Architect and educator Maya Bird-Murphy founded Mobile Makers in 2017 because she saw a lack of diversity in architecture. Her goal was to provide more opportunities for underrepresented youth to learn about design and advocate for meaningful change in the field and the built world. Soon enough, Maya moved Mobile Makers out of the van and into a new space on Chicago’s West Side that could accommodate all of its programming.
“This first phase of work left us with a beautiful 1,800-square-foot shell made of cinder block, brick, exposed metal trusses, and concrete. We used the space in this form for a couple of years [until] we completed the full build-out [in 2024],” explains Maya, who adds, “Everything about our space was informed by this industrial past. Even the corridor follows the line where the new and old concrete meet.”
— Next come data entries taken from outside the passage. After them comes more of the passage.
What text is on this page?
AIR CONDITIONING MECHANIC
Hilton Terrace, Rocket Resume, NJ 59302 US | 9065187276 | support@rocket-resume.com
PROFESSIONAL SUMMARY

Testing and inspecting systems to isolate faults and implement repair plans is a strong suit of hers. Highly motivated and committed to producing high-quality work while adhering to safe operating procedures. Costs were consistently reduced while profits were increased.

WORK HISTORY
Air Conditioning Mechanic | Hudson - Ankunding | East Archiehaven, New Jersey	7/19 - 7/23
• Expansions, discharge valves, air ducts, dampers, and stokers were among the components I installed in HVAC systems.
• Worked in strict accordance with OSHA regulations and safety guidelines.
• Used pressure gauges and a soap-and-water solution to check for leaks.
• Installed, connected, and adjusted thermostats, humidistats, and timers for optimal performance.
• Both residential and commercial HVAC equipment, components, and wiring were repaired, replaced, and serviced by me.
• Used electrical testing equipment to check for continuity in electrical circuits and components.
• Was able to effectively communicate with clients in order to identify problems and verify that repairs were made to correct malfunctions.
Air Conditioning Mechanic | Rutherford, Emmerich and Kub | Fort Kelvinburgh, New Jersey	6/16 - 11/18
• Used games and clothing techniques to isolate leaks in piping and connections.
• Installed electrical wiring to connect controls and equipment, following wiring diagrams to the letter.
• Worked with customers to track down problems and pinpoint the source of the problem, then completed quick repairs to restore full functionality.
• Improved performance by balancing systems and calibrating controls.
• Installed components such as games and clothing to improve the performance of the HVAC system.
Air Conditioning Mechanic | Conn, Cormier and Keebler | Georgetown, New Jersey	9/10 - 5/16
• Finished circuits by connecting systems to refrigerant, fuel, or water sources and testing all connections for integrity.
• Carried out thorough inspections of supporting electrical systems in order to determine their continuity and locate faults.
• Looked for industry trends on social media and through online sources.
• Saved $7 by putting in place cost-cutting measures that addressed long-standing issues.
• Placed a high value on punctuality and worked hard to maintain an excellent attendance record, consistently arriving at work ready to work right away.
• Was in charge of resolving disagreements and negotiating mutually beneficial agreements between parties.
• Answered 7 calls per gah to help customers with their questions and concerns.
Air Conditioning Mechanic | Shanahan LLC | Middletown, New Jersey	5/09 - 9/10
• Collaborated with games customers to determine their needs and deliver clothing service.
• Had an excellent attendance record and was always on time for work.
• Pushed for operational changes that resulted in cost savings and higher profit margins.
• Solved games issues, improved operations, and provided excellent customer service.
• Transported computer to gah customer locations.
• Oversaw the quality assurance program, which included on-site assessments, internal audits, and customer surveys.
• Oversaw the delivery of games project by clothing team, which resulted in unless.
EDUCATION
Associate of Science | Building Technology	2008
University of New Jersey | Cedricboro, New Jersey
This new creative hub has five distinct areas: an oversize, double-height lobby; a makerspace; a conference room; a flex workshop area with a kitchenette and library; and an office mezzanine. Momentum and Fomcore donated product to Mobile Makers’ renovation. The Tiered Learning Lounge and Library Nook feature expressive patterns from the Yinka Ilori x Momentum collection to bring energy and optimism for presentations and guest speakers.
Maya highlights a unique design detail of her company’s branding, which includes shapes that symbolize the foundations of spatial learning. “These shapes appear as window decals and murals, and in the lobby as pegs that can be moved around a giant pegboard,” she explains. “We built large-scale 3D shapes that we use as furniture and sculptural objects.” The kid-friendly space also exposes the "guts" of the building so visible systems serve as a 3D textbook for their students.
But more than just housing educational and practical youth programming—such as architecture and design workshops and special events—this is also a design haven. Maya says, “Our space is a safe environment for play, collaboration with others who are different from ourselves, and collective dreaming about what liberation in the built environment might look like.”
Everyone—from 8-year-olds to adult board members—is welcome here. The layout is a "flex" masterpiece. One minute, it’s a high-energy makerspace for teens building community models. The next, it’s a professional workplace or a party venue with a DJ set. It’s all about agency and giving people a space where they feel they belong.